爆発と光線銃(前編)

「コーエンさん、邪魔をしないでいただきたい」

 ネヒコが眉間に皺を寄せている。

 どうやら二人は知り合いのようだ。


「あんたの汚い犬なんかに興味はないの。すぐに下げて」


「これはこれは異な物言いをしなさる。私は王の命を受けてここにいるのです。この罰当たりな召喚術師を始末するためにねぇ」

 ネヒコがビョウブを睨み付ける。


「なんじゃい。自分も化物を召喚しとるじゃないか」

 カモイがぼそっと言った。ネヒコには聞こえなかっただろうが、ビョウブは少し笑ってしまった。


「化物を召喚するような汚れた術。我が軍には不要です」

 コーエンが毅然とした態度で言い放った。


「むひゃっひゃひゃひゃひゃ」

 ネヒコは裂けんばかりに口角を開いて笑っている。真っ赤な口腔が見える。


「私とて軍の人間。それを否定するとは、軍を否定することではありませんか」


 急に笑うのをやめると

「全く無駄な議論でした。もはや問答無用のようですね」


 と言って、ボソボソと何事か呟いた。

 途端に二頭のケルベロスが唸り声を上げ始めた。


 内一頭は姿勢を低くしたかと思うと、体をしならせて大きく跳躍した。

 そして、その体躯からは考えられないほど跳び上がると、コーエンのいる民家の屋根に降り立った。

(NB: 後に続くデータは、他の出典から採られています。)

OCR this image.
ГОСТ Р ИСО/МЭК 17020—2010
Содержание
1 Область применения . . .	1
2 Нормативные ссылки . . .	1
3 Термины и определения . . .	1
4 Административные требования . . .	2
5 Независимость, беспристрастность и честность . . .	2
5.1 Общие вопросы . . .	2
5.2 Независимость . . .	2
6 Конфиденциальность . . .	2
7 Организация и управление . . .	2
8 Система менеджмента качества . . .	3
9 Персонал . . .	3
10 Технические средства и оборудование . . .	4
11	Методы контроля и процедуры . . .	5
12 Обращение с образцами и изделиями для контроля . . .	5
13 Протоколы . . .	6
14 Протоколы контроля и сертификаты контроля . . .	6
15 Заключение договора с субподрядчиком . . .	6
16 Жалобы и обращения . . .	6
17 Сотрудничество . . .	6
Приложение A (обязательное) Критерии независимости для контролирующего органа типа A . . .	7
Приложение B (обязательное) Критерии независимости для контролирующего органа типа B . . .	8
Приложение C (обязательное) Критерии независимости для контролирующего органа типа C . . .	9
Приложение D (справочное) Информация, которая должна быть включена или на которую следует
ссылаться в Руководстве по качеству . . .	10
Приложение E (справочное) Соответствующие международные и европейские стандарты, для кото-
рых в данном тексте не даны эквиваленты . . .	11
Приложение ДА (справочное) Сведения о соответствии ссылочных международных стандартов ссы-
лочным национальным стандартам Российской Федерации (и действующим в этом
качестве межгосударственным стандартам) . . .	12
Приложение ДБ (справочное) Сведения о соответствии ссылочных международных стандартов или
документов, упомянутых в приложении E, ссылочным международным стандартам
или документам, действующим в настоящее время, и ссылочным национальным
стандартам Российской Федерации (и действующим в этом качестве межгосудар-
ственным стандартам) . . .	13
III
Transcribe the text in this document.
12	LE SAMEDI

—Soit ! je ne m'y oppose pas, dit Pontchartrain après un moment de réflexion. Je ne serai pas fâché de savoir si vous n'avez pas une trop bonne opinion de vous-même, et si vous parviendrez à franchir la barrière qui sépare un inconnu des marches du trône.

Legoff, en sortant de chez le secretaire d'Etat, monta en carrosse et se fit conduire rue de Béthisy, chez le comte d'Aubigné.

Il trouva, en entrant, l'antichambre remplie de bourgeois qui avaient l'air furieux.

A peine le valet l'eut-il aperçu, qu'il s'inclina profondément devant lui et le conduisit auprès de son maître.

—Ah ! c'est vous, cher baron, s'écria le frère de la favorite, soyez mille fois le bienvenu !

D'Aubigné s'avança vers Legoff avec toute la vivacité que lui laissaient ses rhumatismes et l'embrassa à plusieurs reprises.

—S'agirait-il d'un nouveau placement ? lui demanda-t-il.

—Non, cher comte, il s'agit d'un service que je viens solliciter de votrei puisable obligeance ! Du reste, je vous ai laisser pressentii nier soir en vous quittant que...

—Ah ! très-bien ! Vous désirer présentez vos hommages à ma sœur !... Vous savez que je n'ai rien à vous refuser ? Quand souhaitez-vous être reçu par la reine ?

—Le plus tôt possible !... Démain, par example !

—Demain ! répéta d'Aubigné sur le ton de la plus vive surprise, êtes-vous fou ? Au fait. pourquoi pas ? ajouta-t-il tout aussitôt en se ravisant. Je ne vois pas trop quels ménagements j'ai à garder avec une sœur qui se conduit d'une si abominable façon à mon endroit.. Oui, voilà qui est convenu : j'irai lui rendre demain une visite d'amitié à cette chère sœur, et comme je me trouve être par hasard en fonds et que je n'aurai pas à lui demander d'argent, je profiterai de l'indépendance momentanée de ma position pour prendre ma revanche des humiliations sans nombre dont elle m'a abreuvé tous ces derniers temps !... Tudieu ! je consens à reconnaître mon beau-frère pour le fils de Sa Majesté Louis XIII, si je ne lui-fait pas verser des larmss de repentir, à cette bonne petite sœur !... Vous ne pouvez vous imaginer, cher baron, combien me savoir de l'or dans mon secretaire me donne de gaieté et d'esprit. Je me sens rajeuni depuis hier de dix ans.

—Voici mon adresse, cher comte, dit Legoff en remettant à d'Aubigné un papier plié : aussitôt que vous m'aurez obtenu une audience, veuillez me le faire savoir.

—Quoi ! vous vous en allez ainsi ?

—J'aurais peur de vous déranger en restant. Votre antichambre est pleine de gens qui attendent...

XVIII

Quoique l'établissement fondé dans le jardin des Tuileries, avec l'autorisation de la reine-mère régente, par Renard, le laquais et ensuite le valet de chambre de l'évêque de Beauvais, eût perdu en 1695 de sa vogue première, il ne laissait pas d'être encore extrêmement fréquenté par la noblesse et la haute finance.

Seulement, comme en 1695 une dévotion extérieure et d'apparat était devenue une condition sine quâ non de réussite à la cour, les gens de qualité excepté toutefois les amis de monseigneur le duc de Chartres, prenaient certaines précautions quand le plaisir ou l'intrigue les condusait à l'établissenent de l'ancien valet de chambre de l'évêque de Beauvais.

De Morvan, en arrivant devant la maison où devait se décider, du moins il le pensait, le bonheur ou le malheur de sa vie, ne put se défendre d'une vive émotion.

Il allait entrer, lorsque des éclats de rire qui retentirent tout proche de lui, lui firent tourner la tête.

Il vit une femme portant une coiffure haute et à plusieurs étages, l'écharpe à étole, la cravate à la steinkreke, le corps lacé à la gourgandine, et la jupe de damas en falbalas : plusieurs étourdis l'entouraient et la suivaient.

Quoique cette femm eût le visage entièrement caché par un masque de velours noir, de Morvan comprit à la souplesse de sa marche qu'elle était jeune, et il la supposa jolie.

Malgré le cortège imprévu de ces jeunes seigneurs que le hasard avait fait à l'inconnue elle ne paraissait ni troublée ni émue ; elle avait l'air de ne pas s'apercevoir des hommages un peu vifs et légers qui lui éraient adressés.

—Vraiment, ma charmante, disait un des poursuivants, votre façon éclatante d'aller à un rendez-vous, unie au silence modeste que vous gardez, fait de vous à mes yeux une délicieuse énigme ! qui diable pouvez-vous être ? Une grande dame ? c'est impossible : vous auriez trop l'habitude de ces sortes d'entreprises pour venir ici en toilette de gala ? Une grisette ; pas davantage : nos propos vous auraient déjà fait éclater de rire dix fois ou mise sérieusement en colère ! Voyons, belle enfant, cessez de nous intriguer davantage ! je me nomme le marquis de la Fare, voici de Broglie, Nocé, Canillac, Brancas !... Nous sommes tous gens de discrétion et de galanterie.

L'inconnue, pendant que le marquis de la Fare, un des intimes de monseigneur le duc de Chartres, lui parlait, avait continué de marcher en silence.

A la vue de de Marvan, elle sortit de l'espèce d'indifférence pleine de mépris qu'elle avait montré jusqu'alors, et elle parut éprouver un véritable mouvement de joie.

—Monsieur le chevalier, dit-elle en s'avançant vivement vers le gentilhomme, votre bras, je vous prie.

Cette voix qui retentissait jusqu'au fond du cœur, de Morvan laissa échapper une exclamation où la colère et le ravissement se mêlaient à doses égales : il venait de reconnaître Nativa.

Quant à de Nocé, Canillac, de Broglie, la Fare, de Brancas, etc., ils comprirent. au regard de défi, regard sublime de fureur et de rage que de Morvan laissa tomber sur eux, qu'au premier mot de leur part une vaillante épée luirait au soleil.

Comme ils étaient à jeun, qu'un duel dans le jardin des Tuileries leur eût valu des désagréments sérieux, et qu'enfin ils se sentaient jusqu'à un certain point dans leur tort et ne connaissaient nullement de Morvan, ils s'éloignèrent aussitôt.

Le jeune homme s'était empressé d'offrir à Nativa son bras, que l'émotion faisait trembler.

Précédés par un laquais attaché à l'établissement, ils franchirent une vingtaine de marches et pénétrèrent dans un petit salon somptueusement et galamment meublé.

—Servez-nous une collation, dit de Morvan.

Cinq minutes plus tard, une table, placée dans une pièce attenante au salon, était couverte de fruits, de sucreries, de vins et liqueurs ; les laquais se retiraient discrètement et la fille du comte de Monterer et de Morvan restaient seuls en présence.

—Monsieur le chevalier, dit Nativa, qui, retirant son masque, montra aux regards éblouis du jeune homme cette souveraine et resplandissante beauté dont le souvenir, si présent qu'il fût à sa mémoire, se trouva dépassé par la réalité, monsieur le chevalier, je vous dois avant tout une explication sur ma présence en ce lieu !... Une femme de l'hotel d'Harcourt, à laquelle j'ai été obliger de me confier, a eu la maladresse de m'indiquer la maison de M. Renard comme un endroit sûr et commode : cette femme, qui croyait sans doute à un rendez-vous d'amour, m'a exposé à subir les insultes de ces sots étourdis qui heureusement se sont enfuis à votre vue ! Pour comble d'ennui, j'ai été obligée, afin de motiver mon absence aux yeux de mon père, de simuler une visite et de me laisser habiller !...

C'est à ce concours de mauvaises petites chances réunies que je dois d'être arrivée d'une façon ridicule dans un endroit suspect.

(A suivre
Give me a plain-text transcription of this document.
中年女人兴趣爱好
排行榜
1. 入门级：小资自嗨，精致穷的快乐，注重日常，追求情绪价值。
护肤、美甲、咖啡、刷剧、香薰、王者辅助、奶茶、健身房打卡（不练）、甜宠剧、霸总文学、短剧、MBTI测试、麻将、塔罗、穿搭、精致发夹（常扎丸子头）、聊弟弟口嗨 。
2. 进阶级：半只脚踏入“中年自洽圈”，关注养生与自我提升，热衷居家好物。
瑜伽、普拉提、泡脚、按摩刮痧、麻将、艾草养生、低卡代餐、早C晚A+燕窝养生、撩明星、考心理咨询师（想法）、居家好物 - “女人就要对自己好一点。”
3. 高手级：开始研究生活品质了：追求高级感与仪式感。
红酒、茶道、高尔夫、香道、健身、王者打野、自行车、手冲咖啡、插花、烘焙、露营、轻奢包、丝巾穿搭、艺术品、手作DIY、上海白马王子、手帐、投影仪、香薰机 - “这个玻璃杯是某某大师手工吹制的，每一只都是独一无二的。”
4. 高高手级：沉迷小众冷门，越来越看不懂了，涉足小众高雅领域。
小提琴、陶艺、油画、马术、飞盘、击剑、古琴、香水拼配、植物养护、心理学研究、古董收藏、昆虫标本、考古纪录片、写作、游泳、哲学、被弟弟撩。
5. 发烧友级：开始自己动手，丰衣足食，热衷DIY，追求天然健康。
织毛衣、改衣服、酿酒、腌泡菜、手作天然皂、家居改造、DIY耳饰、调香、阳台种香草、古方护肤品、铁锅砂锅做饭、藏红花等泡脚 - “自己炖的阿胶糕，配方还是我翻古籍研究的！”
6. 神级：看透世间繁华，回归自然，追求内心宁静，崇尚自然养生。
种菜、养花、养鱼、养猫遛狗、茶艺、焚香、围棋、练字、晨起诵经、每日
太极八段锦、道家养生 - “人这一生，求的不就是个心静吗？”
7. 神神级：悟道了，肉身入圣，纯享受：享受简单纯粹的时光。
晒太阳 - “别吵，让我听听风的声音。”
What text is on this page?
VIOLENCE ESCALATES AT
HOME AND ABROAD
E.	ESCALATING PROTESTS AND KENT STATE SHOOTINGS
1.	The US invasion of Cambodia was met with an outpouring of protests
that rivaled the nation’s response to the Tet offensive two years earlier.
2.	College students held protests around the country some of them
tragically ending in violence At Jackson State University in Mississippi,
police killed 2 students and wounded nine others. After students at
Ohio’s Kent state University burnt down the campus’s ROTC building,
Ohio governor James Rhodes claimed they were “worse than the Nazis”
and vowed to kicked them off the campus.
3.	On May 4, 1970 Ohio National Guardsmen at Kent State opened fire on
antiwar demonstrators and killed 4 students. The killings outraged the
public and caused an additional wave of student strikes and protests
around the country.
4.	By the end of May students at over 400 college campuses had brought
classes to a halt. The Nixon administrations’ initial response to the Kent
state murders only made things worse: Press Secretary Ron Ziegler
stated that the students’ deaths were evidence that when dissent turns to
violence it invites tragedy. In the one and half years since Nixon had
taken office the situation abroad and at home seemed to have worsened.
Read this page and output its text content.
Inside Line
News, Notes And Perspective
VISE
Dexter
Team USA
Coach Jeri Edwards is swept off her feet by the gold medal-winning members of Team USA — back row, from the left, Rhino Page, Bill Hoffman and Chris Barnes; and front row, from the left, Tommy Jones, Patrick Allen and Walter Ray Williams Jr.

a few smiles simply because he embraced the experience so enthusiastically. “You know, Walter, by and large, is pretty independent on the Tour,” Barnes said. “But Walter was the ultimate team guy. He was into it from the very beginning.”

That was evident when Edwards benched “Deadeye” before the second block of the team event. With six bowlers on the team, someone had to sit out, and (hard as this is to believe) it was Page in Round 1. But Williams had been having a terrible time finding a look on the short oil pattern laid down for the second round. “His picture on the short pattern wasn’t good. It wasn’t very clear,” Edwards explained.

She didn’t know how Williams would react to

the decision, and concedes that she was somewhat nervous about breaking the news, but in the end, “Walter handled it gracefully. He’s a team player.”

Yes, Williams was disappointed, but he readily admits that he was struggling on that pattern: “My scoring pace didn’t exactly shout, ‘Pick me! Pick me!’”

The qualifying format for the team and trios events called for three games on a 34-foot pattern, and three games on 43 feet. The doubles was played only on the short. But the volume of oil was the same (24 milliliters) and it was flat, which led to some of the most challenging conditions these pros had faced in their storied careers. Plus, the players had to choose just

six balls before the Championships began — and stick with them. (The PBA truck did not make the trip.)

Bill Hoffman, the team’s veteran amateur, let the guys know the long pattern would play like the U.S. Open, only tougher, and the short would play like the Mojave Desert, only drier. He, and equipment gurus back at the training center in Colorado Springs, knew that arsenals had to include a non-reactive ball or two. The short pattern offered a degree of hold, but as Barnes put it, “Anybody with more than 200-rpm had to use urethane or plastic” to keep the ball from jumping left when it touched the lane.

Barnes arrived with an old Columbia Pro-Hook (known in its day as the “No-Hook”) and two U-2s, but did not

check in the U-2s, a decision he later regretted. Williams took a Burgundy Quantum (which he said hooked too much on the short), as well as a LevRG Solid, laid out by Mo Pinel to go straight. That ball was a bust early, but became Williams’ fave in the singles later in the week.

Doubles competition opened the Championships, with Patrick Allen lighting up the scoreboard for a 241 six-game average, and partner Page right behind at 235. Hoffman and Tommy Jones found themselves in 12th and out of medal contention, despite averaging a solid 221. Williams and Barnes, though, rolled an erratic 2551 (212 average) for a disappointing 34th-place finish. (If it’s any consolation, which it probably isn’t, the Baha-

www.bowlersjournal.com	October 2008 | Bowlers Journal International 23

 残る一頭はヤマシロに牙を向き、今にも飛びかかろうとしている。


 ビョウブはどちらかの支援にまわろうかと思ったが

「犬呼びは少し飽きました。直接アソびましょう」


 ネヒコが君の悪い笑みを浮かべながら呟いた。


「わしらは、こいつの相手じゃな。あまり気が進まんが」

 カモイのトーンからすると、本当にうんざりしているようだ。


 ネヒコは左手の書物を開くと、またなにやら呟いている。


 ビョウブは今が好機と見て、光線銃をネヒコの眉間めがけてぶっ放した。

 赤い光線が、額を貫いた。


 ・・かのように見えた。

 光線が額を貫いた瞬間、そこにいたはずのネヒコの姿は消え。五メートルほど右手の路上に姿が現れた。


「あらあら、行儀の悪い人ですねえ。ルール違反ですよ。詠唱はちゃんと待ってくれないと。学校で習いませんでしたかぁ?」

 そういうと、目線を正面に戻し、右手を開いてビョウブに向けた。

 指先から伸びる白い糸の束。


 それらは一直線にビョウブへ向かっていく。


 ビョウブは横っ飛びに跳んで、その束をかわしたつもりだった。


 しかし、束は方向を変えて、執拗にビョウブを追いかけてくる。


「そんなことで、私の糸からは逃げられませんよぉ」

 ネヒコは人形使いのように右手から出た糸を自在に動かしている。


 ビョウブは走りながらネヒコを狙おうとするが、その度に糸が射線に入ってきて上手く狙うことができない。

 どこまでも伸びてきてビョウブを追跡する糸の束。


 そしてついに、その先端がビョウブの左足を捕らえた。

 糸に足をすくわれてバランスを崩すビョウブ。


 糸はその隙を逃さず左足に巻きつくと、その触手のような先端を体全体に巻きつけていった。

 ものの数秒もしないうちに、ビョウブは糸で全身を簀巻すまきにされてしまった。

 光線銃も手に持ってはいるが、糸の締め付けが強く、腕を動かすどころか身をよじることもできない。